(中国新聞2000年8月20日掲載)

戻るホーム2000目次前へ次へ


あっせん利得罪法どう実現しますか

 国会議員は国民の代表者だから、国民みんなのための政治活動を課せられている。特定の人や団体のため、行政にあっせん行為をして対価を受けるのは、政治を利用した金もうけだ。

 民主、自由、共産、社民の野党四党が提案したあっせん利得処罰法案は、刑法のあっせん収賄罪と違って職務権限がなくても、不正行為を伴わなくても、国会議員が地位を利用し、あっせん行為を金に換えることを禁じている。例えば、道路建設のために口利きをするのはいいとしても、金をもらうのはいけない。

 政治資金規正法による政治献金でも、あっせん行為のあった年の献金額が跳ね上がったら、対価とみなされ、罰が認定される。金を送った側も刑法の贈賄罪と同様、罰せられる。政治家にあっせんを求める際の有権者の意識も問われる。

 私自身、道路建設など様々な要望を受けて、役所へ仲立ちをすることもある。でも「お礼に」と金を持ってきた人はいない。だけど、金をもらうのも出すのも当たり前、と思う人がいるから、中尾元建設相の贈収賄事件のような不祥事が後を絶たないわけだ。

 公明党が秘書も処罰対象にする法案を検討しているし、地方議員も対象にすべきだという論議もある。与党が公明の主張を入れて三党の共同提案になっても、野党案より厳しい内容なら、受け入れる用意はある。

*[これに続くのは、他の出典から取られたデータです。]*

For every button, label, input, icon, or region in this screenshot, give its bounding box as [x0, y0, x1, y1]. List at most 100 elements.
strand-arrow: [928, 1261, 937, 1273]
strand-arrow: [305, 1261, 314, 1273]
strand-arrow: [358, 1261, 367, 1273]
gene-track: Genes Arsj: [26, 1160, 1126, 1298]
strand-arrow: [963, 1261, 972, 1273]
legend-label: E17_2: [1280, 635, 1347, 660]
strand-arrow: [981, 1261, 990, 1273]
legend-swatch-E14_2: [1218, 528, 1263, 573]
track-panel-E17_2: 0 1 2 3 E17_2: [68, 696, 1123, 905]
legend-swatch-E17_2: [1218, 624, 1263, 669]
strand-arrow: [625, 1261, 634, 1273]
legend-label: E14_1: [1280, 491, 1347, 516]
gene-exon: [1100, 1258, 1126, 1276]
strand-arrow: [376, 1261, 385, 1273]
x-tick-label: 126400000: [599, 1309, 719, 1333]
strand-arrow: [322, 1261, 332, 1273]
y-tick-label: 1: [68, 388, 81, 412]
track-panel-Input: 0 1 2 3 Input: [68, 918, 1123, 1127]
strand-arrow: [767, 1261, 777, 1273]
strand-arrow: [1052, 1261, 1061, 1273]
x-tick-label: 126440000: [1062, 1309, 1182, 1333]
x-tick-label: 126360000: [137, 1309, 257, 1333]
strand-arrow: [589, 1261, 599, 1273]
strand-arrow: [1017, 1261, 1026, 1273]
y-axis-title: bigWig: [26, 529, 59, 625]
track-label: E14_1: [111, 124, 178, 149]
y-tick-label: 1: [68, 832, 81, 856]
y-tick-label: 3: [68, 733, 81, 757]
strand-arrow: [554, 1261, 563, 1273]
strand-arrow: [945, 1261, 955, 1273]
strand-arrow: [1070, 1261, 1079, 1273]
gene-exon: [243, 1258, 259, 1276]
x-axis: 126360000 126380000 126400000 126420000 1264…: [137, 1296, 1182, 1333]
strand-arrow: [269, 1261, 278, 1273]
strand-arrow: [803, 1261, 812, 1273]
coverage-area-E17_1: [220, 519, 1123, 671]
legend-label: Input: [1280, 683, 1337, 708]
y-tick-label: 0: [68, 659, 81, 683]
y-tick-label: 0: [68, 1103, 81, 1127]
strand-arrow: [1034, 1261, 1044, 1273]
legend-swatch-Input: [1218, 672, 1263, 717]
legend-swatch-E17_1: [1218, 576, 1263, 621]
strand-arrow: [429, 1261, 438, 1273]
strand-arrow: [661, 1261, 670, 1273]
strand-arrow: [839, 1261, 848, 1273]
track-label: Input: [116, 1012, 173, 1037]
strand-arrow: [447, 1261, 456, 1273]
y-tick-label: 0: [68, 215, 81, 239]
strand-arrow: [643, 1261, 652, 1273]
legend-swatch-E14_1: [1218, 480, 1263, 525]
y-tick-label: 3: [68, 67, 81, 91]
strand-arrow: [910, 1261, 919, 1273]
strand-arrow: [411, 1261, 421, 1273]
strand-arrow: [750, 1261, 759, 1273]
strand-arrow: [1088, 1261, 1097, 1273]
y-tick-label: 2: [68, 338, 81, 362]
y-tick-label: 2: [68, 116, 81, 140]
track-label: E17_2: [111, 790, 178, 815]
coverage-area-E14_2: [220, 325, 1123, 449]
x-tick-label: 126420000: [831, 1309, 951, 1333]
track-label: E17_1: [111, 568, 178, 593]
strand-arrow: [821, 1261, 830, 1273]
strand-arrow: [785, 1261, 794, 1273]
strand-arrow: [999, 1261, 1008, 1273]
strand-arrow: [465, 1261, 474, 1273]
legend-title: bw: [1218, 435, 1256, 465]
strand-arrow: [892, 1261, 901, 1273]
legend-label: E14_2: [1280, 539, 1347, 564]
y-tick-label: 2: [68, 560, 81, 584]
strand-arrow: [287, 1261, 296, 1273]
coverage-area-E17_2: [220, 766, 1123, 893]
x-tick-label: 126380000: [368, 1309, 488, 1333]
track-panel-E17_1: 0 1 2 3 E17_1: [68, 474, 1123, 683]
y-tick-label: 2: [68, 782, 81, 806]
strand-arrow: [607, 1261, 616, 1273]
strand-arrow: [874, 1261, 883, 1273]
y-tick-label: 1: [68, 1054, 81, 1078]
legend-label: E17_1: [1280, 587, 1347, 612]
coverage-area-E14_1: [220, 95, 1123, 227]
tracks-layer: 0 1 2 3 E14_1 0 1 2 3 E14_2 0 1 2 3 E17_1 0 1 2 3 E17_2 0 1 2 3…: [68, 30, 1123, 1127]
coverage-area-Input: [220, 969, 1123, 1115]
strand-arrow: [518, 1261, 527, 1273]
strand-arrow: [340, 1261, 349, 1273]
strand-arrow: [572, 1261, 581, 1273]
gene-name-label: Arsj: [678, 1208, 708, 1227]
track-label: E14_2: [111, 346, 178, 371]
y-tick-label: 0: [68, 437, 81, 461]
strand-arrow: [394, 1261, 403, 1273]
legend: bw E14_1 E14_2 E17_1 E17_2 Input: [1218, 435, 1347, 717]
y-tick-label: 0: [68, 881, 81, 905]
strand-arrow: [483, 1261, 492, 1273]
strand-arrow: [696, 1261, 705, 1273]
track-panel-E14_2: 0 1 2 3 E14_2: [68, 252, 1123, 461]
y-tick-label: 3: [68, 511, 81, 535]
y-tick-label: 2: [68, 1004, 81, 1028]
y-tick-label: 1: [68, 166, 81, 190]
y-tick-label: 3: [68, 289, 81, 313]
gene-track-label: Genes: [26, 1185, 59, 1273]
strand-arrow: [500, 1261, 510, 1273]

 問題は、本当に秋の臨時国会で成立させる気があるかという点だ。「より実効性のある内容を」と主張したり、他の政治課題を優先したりして、前の国会同様に先送りにされる恐れも感じる。中尾元建設省の事件で、国民は「いつまで国会議員はこんなことをやっている」「なぜ歯止めをかける断を下さないのか」と怒っている。とにかく早期の成立を目指すべきだ。